Retirement Plans Work. Access Remains a Problem

Retirement Plans WorkBack in November 2014, I listed 5 reasons why the US Retirement System is working. Increasing average account balances and savings rates coming out of the 2008 market crash have in aggregate, improved the retirement readiness of the average American.

 The private retirement system is effective – for those who have access to it. Retirement plan access is the Achilles heel of the current private retirement system.  Only about half of all American workers have access to a payroll deduction retirement savings plan at work.  For part-time workers, fewer than four in ten have the opportunity to save through a workplace plan.

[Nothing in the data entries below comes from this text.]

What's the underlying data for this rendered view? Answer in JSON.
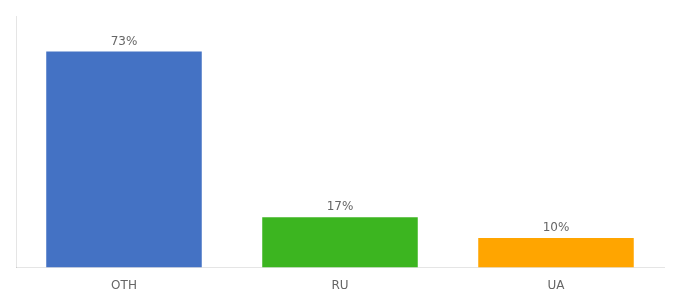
{
  "chart_data": {
    "type": "bar",
    "categories": [
      "OTH",
      "RU",
      "UA"
    ],
    "values": [
      73,
      17,
      10
    ],
    "value_labels": [
      "73%",
      "17%",
      "10%"
    ],
    "colors": [
      "#4472C4",
      "#3CB520",
      "#FFA500"
    ],
    "ylim": [
      0,
      85
    ],
    "grid": false,
    "data_labels": true,
    "tick_labels": "x"
  }
}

 The tax code does permit any employee not eligible for an employer sponsored retirement plan to contribute on a pre-tax basis to an Individual Retirement Account (IRA).  Unfortunately, the IRA alternative has a few holes:

  1. People don’t use it (estimates are that less than 5% of the eligible populations contribute to an IRA)
  2. Even those that do, have far lower limits on how much they can defer                                                     (For 2015: $18,000 in an employer qualified plan vs. $5,500 in an IRA)

 The rapid expansion of automatic enrollment features in defined contribution plans has demonstrated the power of using behavioral finance tools in retirement plan design.  Contributory IRAs, even with higher limits, is not likely to solve the problem.

 This vacuum will be filled.  In the most recent State of the Union Address, the President promoted the Automatic IRA, where sponsors without qualified plans could begin making payroll deduction IRAs available with automatic enrollment features.  In our home state of Oregon, one of Treasurer Ted Wheeler’s priorities includes creating a state-run IRA savings plan.

 The financial services industry seems terrified of public alternatives to the current private retirement system.  However, the lack of access among small employers and excessive fees for many that do provide plans, are proof positive that something needs to change.  Shovels are great for digging holes.  But, that’s of little help to the landscaper digging postholes with a plastic spoon.